Incident Response Flashcards
What is NIST SP800-61 used for?
It is an incident handling guide for computer security.
When you think of incident response frameworks think “NIST” and maybe remember this exact number
This gives you information about the entire lifecycle when you're handling a security incident. These steps are: Preparation Detection & analysis Containment, eradication, and recovery Post-incident Activity
What is an incident precursor?
This is a heads up that an incident might occur in the future.
This could be something like a log showing that a vulnerability scanner is in use, or an exploit announcement about a new emerging vulnerability.
This could also be finding out that a particular hacking group doesn’t like you.
What is an incident indicator?
These are signs that an attack is currently underway, different than a precursor, more absolute, something is happening.
For example our IPS/IDS might tell us if a buffer overflow was attempted and if it was successful.
Maybe a notice from a host-based monitor on a machine detects that there been a configuration change to one of the critical operating system files.
A big change in traffic flows from the norm could be an indicator as well.
At what stage of the NIST incident response process would you move a piece of malware to a sandbox?
Isolation and containment.
What is reconstitution?
This is a principle in the recovery process where you are making sure that you clean every system that might have been touched by this malware or this security incident.
This may take a very long time.
Start with quick, high-value security changes like patches, firewall policy changes, etc.
Later phases involve much heavier lifting such as infrastructure changes and large scale security roll outs.
During the lessons learned phase of incident response what is the most important part?
Documenting everything that happened and finding what worked well and didn’t work well so you can make changes to improve your plan for next time.
What is a tabletop exercise?
This would be part of Incident Response Planning.
Talking through a simulated disaster.
This is called a tabletop exercise because you key all of the key players together in an incident response team to talk through a simulated disaster and figure out holes in the plan, without needing to stage a large scale simulation of an incident.
Performing a full scale disaster drill can be costly and time consuming but many of the logistics can be determined through analysis without having to physically go through a disaster or drill.
What is a walkthrough in regards to incident response?
This is one step above a tabletop exercise.
This would involve virtually everyone involved in the incident response process and you would go through every single process and procedure and see how it would work if you were to actually perform it. Not just talking.
You could see if there were actual faults or missing steps, see if all of the software you need was up to date and working properly, etc.
In an incident response plan what is a simulation?
This is a test with a simulated event.
This would be like an intentional phishing test to see how many people click them.
Could also be data breaches, password requests, etc.

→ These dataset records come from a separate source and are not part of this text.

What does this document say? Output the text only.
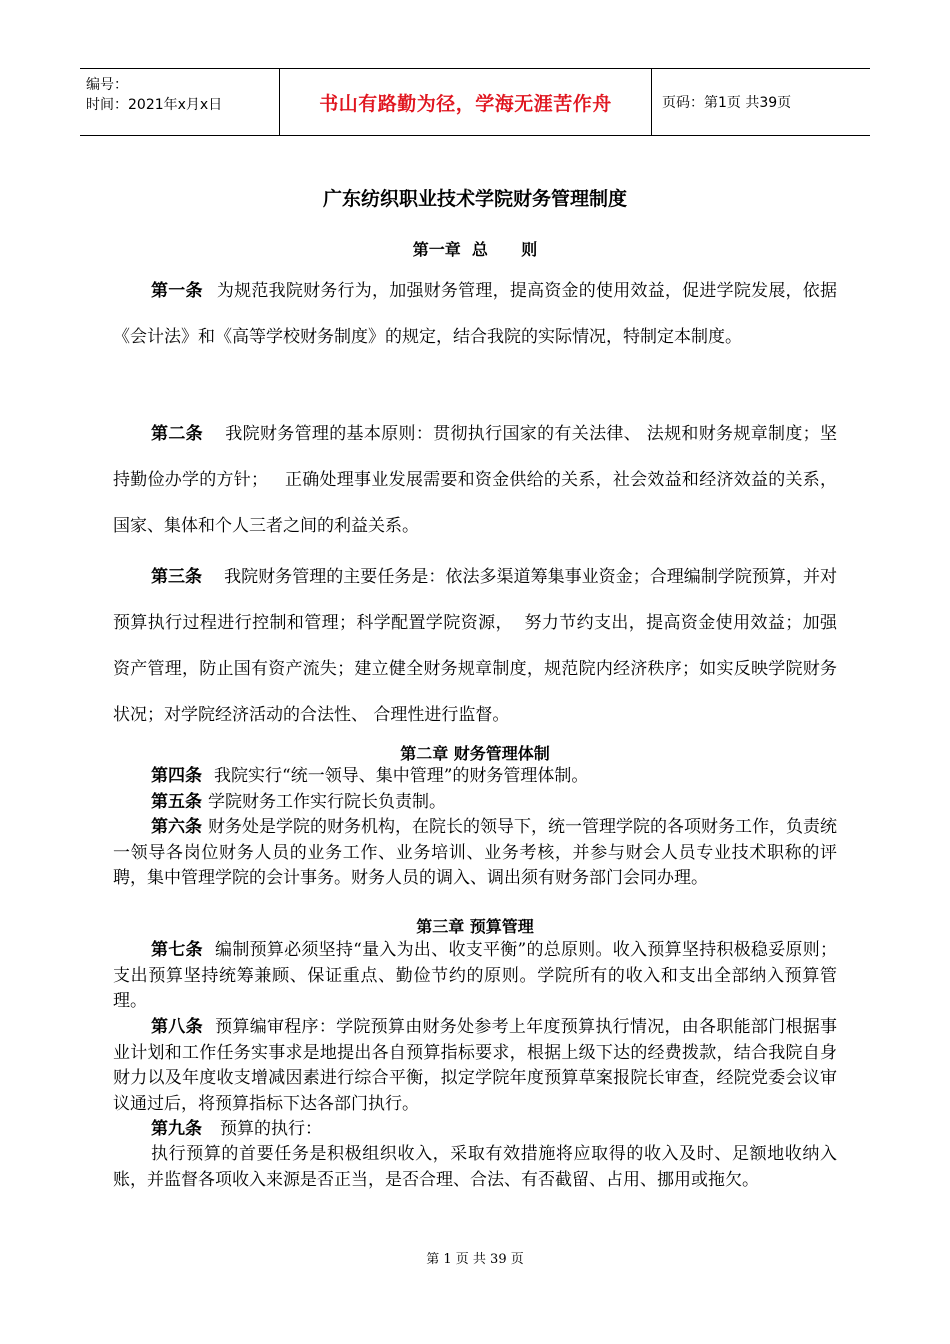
编号：
时间：2021年x月x日	书山有路勤为径，学海无涯苦作舟	页码：第1页 共39页
广东纺织职业技术学院财务管理制度
第一章  总      则
第一条 为规范我院财务行为，加强财务管理，提高资金的使用效益，促进学院发展，依据《会计法》和《高等学校财务制度》的规定，结合我院的实际情况，特制定本制度。
第二条 我院财务管理的基本原则：贯彻执行国家的有关法律、 法规和财务规章制度；坚持勤俭办学的方针；   正确处理事业发展需要和资金供给的关系，社会效益和经济效益的关系，国家、集体和个人三者之间的利益关系。
第三条 我院财务管理的主要任务是：依法多渠道筹集事业资金；合理编制学院预算，并对预算执行过程进行控制和管理；科学配置学院资源，  努力节约支出，提高资金使用效益；加强资产管理，防止国有资产流失；建立健全财务规章制度，规范院内经济秩序；如实反映学院财务状况；对学院经济活动的合法性、 合理性进行监督。
第二章 财务管理体制
第四条 我院实行“统一领导、集中管理”的财务管理体制。
第五条 学院财务工作实行院长负责制。
第六条 财务处是学院的财务机构，在院长的领导下，统一管理学院的各项财务工作，负责统一领导各岗位财务人员的业务工作、业务培训、业务考核，并参与财会人员专业技术职称的评聘，集中管理学院的会计事务。财务人员的调入、调出须有财务部门会同办理。
第三章 预算管理
第七条 编制预算必须坚持“量入为出、收支平衡”的总原则。收入预算坚持积极稳妥原则；支出预算坚持统筹兼顾、保证重点、勤俭节约的原则。学院所有的收入和支出全部纳入预算管理。
第八条 预算编审程序：学院预算由财务处参考上年度预算执行情况，由各职能部门根据事业计划和工作任务实事求是地提出各自预算指标要求，根据上级下达的经费拨款，结合我院自身财力以及年度收支增减因素进行综合平衡，拟定学院年度预算草案报院长审查，经院党委会议审议通过后，将预算指标下达各部门执行。
第九条 预算的执行：
执行预算的首要任务是积极组织收入，采取有效措施将应取得的收入及时、足额地收纳入账，并监督各项收入来源是否正当，是否合理、合法、有否截留、占用、挪用或拖欠。
第 1 页 共 39 页
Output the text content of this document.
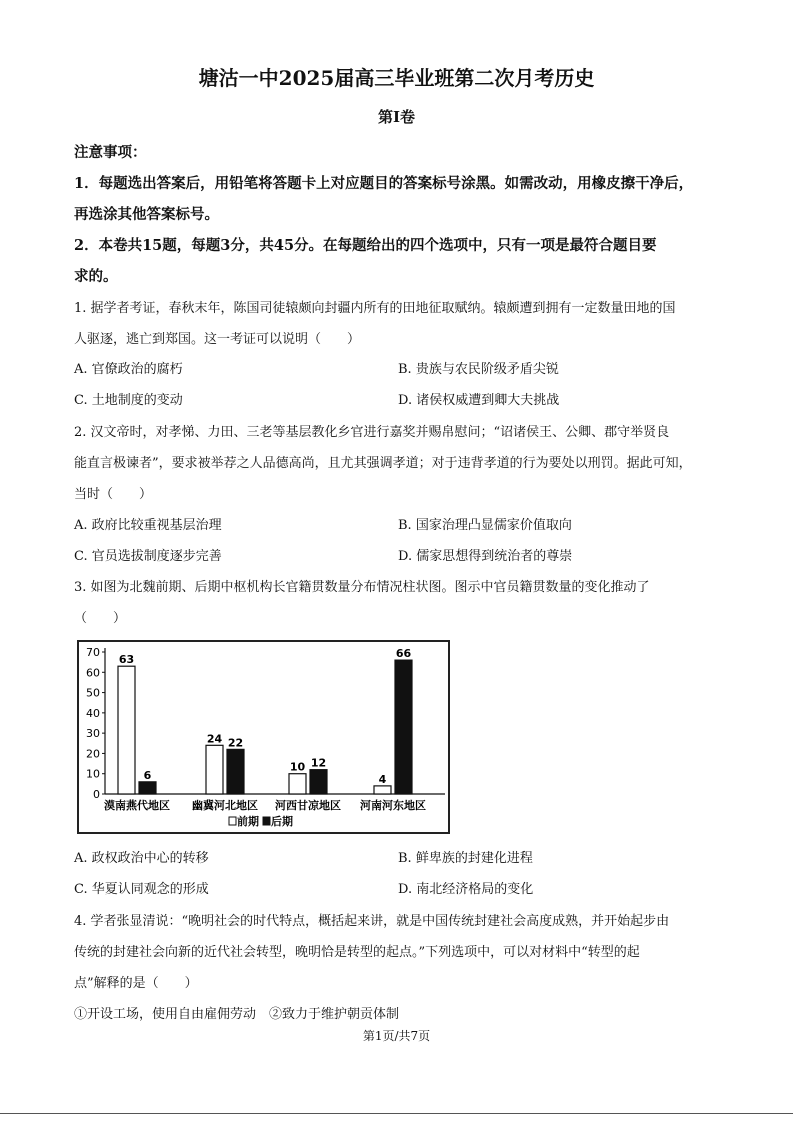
塘沽一中2025届高三毕业班第二次月考历史
第I卷
注意事项：
1．每题选出答案后，用铅笔将答题卡上对应题目的答案标号涂黑。如需改动，用橡皮擦干净后，
再选涂其他答案标号。
2．本卷共15题，每题3分，共45分。在每题给出的四个选项中，只有一项是最符合题目要
求的。
1. 据学者考证，春秋末年，陈国司徒辕颇向封疆内所有的田地征取赋纳。辕颇遭到拥有一定数量田地的国
人驱逐，逃亡到郑国。这一考证可以说明（　　）
A. 官僚政治的腐朽	B. 贵族与农民阶级矛盾尖锐
C. 土地制度的变动	D. 诸侯权威遭到卿大夫挑战
2. 汉文帝时，对孝悌、力田、三老等基层教化乡官进行嘉奖并赐帛慰问；“诏诸侯王、公卿、郡守举贤良
能直言极谏者”，要求被举荐之人品德高尚，且尤其强调孝道；对于违背孝道的行为要处以刑罚。据此可知，
当时（　　）
A. 政府比较重视基层治理	B. 国家治理凸显儒家价值取向
C. 官员选拔制度逐步完善	D. 儒家思想得到统治者的尊崇
3. 如图为北魏前期、后期中枢机构长官籍贯数量分布情况柱状图。图示中官员籍贯数量的变化推动了
（　　）
0
10
20
30
40
50
60
70
63
6
漠南燕代地区
24 22
幽冀河北地区
10 12
河西甘凉地区
4
66
河南河东地区
前期 后期
A. 政权政治中心的转移	B. 鲜卑族的封建化进程
C. 华夏认同观念的形成	D. 南北经济格局的变化
4. 学者张显清说：“晚明社会的时代特点，概括起来讲，就是中国传统封建社会高度成熟，并开始起步由
传统的封建社会向新的近代社会转型，晚明恰是转型的起点。”下列选项中，可以对材料中“转型的起
点”解释的是（　　）
①开设工场，使用自由雇佣劳动　②致力于维护朝贡体制
第1页/共7页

This is a great way to test your internal security as well. Did the phishing get past the filter?
You will also have a list of everyone who clicked the link, provided credentials, etc.
They can be sent to an anti phishing class.
What are stakeholders?
Stakeholders are people who will be directly affected by a security incident.

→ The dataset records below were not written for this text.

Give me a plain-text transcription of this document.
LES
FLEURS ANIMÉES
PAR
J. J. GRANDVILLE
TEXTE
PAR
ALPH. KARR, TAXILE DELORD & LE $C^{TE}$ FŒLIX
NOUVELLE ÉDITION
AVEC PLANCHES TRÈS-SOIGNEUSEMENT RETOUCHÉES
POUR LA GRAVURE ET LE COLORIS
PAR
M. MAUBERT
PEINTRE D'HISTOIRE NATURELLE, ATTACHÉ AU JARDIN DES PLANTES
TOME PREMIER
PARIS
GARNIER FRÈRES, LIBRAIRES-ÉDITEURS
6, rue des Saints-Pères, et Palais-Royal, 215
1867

Without the stakeholder, IT would not exist.
These can be internal or external customers.
It is important to involve them in the incident response process.
What is a communication plan?
This is a part of incident response planning that is simply making sure that everyone is able to contact necessary parties in the event of an incident.

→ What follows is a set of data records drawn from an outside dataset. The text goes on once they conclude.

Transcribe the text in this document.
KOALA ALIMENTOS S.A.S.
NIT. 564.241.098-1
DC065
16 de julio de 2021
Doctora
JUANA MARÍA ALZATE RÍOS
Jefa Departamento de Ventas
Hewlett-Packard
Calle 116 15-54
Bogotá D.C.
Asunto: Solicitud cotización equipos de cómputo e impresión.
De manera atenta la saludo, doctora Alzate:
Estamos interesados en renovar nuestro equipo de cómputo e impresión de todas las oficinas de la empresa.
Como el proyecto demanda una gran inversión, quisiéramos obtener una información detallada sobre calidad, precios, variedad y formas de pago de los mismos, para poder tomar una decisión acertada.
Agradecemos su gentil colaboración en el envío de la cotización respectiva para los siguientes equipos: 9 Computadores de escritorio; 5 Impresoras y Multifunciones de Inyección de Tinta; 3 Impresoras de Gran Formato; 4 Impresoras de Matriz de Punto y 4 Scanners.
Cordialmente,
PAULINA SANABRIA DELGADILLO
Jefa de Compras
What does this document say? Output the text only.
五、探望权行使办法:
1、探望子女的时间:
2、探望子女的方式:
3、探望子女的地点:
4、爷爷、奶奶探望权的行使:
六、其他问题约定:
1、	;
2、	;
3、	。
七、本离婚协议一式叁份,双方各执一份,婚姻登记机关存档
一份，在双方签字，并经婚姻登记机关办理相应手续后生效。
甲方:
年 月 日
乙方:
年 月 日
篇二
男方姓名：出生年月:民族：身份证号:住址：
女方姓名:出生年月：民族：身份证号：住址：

Getting your contact list together.
Not just IT, you will need to speak with HR, your PR team, your legal department, etc.
As well as maybe contacting the owner of the data, law enforcement, and possibly US-CERT if you work for a US government agency.
What are a couple of pieces that may be found in a disaster recovery plan?
Recovery location (hot,cold,warm sites)
Data recovery method
Application Restoration
IT team and employee availability
What is continuity of operations planning? (COOP)
This a plan that is created to give us an alternate way of continuing business during a disaster.
These must be documented and tested before an actual disaster happens.
There needs to be alternatives in place for if your computer systems are offline or any other large outage has happened.
Maybe writing down transactions manually on a piece of paper.
Maybe using paper receipts.
Phone calls for transaction approvals.
Etc.
What is a retention policy?
These policies regarding where you store your data, how much of it you store there, and for how long.
This may be for the purpose of keeping backups for a certain amount of time to help with disaster recovery or any other loss of data.
This may be required for regulatory compliance, like needing to keep data backed up for a certain amount of time due to regulations that your company must follow.
What is the MITRE ATT&CK framework?
This comes from the MITRE corporation.
This is an attack framework that helps determine the actions of an attacker.
Shows specific points of intrusion, ways of moving around a network, and possible security techniques to block future attacks.
Huge Huge framework.
From left to right it goes: reconnaissance, resource development, initial access, execution, persistence, privilege escalation, defensive evasion, credential access, discovery, lateral movement, collection, command and control, exfiltration, and Impact.
No need to memorize all these but try to somewhat remember them.